Center Spreiding breidt het signaal van het middenkanaal uit naar de linker- en rechterluidsprekers voor om een breder frontaal audiobeeld te vormen voor de luisteraar. Dit is in de eerste plaats geoptimaliseerd en ontworpen voor weergave van stereo muziekinhoud.

Aan:

“Center Spreiding” gebruiken.

Uit
(Standaard) :

Gebruik “Center Spreiding” niet.

U kunt dit instellen wanneer de geluidsmodus Dolby Surround is.

Luidsprekerselectie

Hiermee geeft u instellingen op voor het uitvoergeluid van de luidsprekers.

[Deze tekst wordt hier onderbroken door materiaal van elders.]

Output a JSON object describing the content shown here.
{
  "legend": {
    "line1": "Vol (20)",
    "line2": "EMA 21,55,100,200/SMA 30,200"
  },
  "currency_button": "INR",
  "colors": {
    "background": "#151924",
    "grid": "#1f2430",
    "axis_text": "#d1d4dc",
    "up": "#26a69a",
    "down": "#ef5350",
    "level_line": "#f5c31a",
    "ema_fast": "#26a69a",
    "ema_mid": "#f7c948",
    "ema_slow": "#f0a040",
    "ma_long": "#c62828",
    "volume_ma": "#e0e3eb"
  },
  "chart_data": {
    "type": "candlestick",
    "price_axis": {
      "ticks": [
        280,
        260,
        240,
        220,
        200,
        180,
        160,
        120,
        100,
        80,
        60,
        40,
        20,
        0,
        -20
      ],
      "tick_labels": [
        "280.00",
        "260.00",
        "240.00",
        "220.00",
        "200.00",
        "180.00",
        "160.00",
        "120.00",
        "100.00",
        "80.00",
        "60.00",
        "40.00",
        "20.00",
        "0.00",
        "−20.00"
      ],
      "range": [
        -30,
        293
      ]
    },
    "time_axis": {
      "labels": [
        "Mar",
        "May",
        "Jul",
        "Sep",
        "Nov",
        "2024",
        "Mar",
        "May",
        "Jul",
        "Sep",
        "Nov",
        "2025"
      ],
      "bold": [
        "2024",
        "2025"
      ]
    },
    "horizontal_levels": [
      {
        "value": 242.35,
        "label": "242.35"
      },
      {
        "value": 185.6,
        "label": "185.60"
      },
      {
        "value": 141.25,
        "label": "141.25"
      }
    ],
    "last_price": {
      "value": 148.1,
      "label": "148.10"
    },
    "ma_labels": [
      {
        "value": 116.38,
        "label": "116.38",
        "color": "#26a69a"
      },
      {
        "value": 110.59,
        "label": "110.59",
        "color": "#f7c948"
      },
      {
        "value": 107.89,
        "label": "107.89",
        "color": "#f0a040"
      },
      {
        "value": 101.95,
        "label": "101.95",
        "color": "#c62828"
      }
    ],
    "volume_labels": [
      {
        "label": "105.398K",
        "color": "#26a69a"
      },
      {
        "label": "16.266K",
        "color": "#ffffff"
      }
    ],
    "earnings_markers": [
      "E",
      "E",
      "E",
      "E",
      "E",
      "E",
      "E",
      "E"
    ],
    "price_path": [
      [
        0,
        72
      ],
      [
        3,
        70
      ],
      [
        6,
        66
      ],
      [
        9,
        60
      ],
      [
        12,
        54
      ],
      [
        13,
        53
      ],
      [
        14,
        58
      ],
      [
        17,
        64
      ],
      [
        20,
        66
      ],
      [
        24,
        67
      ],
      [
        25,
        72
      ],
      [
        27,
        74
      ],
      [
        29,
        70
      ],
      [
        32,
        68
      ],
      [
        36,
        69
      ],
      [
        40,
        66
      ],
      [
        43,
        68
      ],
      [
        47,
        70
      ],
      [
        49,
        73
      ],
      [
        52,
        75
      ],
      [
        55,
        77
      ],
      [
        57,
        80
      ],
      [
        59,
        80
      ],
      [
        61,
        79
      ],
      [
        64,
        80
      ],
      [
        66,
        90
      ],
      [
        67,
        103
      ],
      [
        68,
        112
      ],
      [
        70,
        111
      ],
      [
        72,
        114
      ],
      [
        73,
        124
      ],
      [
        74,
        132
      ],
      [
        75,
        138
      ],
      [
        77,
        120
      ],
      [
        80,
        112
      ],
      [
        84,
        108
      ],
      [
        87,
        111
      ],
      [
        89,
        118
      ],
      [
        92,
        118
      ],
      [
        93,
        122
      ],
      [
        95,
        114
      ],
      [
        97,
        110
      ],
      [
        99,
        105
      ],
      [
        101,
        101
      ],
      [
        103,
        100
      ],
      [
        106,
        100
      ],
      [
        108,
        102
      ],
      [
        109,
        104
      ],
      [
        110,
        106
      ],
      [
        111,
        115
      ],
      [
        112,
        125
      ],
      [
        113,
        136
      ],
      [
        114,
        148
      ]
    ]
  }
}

Wanneer de geluidsmodus “DTS Neo:X” is

Surround Back:

Het geluid wordt uitgevoerd vanaf de surround-achter luidsprekers.

Height:

De klank wordt uitgestuurd via de front height luidsprekers.

Wide:

De klank wordt uitgestuurd via de front height luidsprekers.

Back/Height:

Voert geluid uit vanaf de surround achter- en voor hoog-luidsprekers.

Back/Wide:

Voert geluid uit vanaf de surround achter- en voor breed-luidsprekers.

Height/Wide:

Voert geluid uit vanaf voor hoog- en voor breed-luidsprekers.

Dit kan worden geselecteerd wanneer u een van de surround achter-, voor breed- of voor hoog-luidsprekers gebruikt.

Wanneer de geluidsmodus de originele geluidsmodus is

Vloer (Standaard):

Speelt af zonder hoog-luidsprekers.

Vloer en hoogte:

Speelt af met hoog-luidsprekers.

Front:

Speelt alleen af met luidspreker voor de surround luidspreker.

Subwoofer

Schakel subwooferuitgang in en uit.

Aan
(Standaard) :

De subwoofer wordt gebruikt.

Uit:

De subwoofer wordt niet gebruikt.

U kunt dit instellen wanneer de geluidsmodus “Direct” of “Stereo” is en in het menu “Subwoofermodus” is ingesteld op “LFE+Main”. koppeling

Stand. inst.

De instellingen voor “Surround Parameter” keren terug naar de standaardinstellingen.